Excellent social drama that doesn't opt for easy answers
Splendidly acted social drama produced by Stanley Kramer. As is usually the case with Kramer productions (except perhaps "It's A Mad, Mad, Mad, Mad World"),"Pressure Point" looks at society and the human condition, finding much to admire, but also much to deplore. Sidney Poitier is on the side of righteousness, playing a black prison psychiatrist whose ideals are challenged by his patient, a bigoted Nazi played by singer Bobby Darin.
The film is most impressive for its refusal to pander to an audience whose enjoyment might be enhanced if all the conflicts between the protagonists were resolved at the conclusion, but "Pressure Point" does not compromise its own integrity by pretending to provide easy answers to the questions it raises. Doctor and patient do not reach an understanding-- they do not embrace each other at the end, nor does the film suggest that society has benefitted from the encounter between two such disparate souls. Life simply goes on, and so do its troubles. "Pressure Point" makes its point subtly without a lot of sanctimonious preaching, and is more effective as a result.

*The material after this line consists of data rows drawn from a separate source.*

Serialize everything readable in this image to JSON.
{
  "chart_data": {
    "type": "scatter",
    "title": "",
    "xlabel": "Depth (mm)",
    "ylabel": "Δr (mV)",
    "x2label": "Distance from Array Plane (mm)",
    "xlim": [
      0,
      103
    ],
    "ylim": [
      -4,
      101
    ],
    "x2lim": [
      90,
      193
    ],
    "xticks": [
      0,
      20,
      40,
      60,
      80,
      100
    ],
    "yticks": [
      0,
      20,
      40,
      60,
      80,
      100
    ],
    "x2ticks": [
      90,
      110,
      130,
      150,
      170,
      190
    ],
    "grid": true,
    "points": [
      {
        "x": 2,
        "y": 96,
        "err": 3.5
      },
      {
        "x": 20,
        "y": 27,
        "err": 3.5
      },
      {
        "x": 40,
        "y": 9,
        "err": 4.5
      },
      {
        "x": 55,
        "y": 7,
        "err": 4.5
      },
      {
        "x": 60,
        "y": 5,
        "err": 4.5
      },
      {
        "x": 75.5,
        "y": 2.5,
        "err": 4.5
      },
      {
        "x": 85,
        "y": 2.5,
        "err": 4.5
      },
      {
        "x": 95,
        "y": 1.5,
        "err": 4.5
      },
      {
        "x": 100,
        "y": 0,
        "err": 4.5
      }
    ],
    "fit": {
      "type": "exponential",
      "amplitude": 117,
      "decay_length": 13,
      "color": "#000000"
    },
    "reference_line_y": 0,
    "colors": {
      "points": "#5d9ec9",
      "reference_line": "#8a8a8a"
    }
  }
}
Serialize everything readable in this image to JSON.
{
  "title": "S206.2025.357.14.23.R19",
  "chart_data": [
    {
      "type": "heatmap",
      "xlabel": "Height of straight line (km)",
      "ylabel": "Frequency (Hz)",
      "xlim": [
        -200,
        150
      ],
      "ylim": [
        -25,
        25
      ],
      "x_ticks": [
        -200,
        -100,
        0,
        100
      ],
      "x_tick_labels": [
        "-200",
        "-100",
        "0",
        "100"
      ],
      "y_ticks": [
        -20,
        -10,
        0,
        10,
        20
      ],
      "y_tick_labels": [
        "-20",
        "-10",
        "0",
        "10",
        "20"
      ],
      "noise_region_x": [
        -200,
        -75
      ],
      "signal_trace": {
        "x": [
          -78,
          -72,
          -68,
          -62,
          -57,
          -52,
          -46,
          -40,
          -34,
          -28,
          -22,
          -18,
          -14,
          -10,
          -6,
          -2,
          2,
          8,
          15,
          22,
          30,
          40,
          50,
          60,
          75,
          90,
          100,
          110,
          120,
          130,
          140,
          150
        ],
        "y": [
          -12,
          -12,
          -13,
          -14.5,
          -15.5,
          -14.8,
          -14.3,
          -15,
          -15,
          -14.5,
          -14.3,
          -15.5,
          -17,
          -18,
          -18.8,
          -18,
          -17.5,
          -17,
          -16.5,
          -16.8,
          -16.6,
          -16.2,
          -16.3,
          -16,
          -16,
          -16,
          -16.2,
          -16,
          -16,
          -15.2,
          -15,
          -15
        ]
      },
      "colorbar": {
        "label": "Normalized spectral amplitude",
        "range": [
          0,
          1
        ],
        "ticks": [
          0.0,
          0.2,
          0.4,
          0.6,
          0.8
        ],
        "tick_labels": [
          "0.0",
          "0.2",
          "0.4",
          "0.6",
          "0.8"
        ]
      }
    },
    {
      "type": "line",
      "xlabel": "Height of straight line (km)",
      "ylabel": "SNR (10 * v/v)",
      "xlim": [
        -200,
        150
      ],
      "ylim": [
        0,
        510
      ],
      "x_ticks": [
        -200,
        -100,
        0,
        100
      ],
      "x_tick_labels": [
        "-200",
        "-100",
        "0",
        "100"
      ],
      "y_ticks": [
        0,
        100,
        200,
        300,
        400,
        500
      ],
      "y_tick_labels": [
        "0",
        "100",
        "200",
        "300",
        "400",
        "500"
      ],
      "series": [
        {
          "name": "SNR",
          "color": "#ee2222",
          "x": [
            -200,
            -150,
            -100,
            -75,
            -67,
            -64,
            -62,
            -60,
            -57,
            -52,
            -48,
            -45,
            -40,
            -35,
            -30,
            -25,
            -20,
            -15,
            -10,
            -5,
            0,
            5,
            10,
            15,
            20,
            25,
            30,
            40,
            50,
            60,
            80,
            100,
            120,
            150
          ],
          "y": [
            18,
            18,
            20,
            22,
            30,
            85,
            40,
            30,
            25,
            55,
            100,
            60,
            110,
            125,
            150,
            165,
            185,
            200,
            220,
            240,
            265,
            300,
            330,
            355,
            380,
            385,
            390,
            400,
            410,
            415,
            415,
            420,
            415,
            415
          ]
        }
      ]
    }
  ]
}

The two stars are well matched with Poitier bringing his usual humanity and quiet pride to a role that does not place as much emphasis on his skin color as one would expect in a 1962 production. Darin is simply superb as Poitier's patient, and one can't help but admire the popular crooner for having had the courage to inhabit such an unappealing character at a time when he was still one of pop music's most prominent "teen idols" (and husband of America's sweetheart, Sandra Dee). The cinematography, music, and direction (by Hubert Cornfield) match the performances perfectly.